I watched from my bedroom window with a feeling that my presence was a great and heavy intrusion.  As Jay stood over the grave, he continued talking to Rosie.  “So, I’m going to get started now and, after that, we won’t see each other anymore.  But I’ll check in on you from time to time.  I can look out my bedroom window and see that you’re alright.”  He took up the shovel in his hands.  “Are you ready?” he said, and I didn’t know if he was asking Rosie, me, or himself.

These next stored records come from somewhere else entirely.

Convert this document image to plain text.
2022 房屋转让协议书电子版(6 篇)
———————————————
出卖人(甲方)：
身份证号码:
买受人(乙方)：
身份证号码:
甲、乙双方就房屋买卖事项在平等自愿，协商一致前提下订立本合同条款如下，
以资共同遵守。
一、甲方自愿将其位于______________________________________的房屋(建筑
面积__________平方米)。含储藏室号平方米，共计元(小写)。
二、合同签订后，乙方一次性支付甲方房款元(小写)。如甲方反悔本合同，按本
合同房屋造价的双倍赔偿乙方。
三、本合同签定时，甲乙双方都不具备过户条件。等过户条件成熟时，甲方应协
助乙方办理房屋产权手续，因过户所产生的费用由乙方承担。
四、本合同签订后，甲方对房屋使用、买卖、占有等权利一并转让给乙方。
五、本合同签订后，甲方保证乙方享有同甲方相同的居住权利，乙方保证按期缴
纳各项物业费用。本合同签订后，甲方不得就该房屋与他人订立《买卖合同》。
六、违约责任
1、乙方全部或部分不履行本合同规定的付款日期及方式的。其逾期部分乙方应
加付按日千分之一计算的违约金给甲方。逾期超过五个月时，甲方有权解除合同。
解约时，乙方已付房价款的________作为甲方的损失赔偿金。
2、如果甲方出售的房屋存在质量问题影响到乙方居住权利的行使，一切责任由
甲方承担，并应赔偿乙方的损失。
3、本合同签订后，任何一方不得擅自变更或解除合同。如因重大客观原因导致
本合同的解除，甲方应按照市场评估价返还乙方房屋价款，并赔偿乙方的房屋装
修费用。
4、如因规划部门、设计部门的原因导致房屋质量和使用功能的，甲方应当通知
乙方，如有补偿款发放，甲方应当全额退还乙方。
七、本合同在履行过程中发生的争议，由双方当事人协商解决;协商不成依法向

He dropped the first shovelful in the hole.  “Oh, Jesus,” he said.  “When the dirt hit him, it jarred his fur a little.  It looked like he moved.  For a second I thought he was alive.”

“I’m sorry,” I said.

He went back to work.  I couldn’t see what happened to the dirt once it fell into the hole but it seemed he was taking care to fill the end where Rosie’s tail was, as if he was avoiding burying the dog’s head.  He kept talking.  “I was going to keep you wrapped in the blanket and let you have it.  It’s your blanket, after all.  I hope you don’t mind that I’m keeping it.”  Jay’s face was a shade of red I’d only seen on baboon’s asses but I didn’t dare interrupt.  “You’ve got your fur to keep you warm and I think the dirt will help also.”  He was about halfway done, probably to the point where another few shovelfuls would completely cover Rosie.  He took a knee and put his hand into the hole.  He said goodbye to the dog and then stood up and filled the rest of the hole without another word.

When he finished, he walked back to the open window where I was leaning.  He lit a cigarette.  “How are you doing?” I said.

“Once I catch my breath I’ll be fine.”

It wasn’t what I meant but I let it go.  He stubbed out his cigarette and crawled back inside with his shovel and the duffel bag.  I offered him my bathroom to clean up.  He said he preferred to do it in his home.  He thanked me again and invited me over for dinner some night in the coming week.  We never had that dinner and I can’t say I was disappointed.  In the days after Rosie’s funeral, I remember hoping I wouldn’t run into Jay.  I suppose I’m the sort of person who would have found it strange if he and I had become friends.  I’d see him in the hall sometimes and we would talk about problems in the building or things going on in the neighborhood.  He never mentioned his dog.  Soon we no longer stopped to talk but only to say hello.  Eventually, whenever we saw each other, we just nodded and went on our way.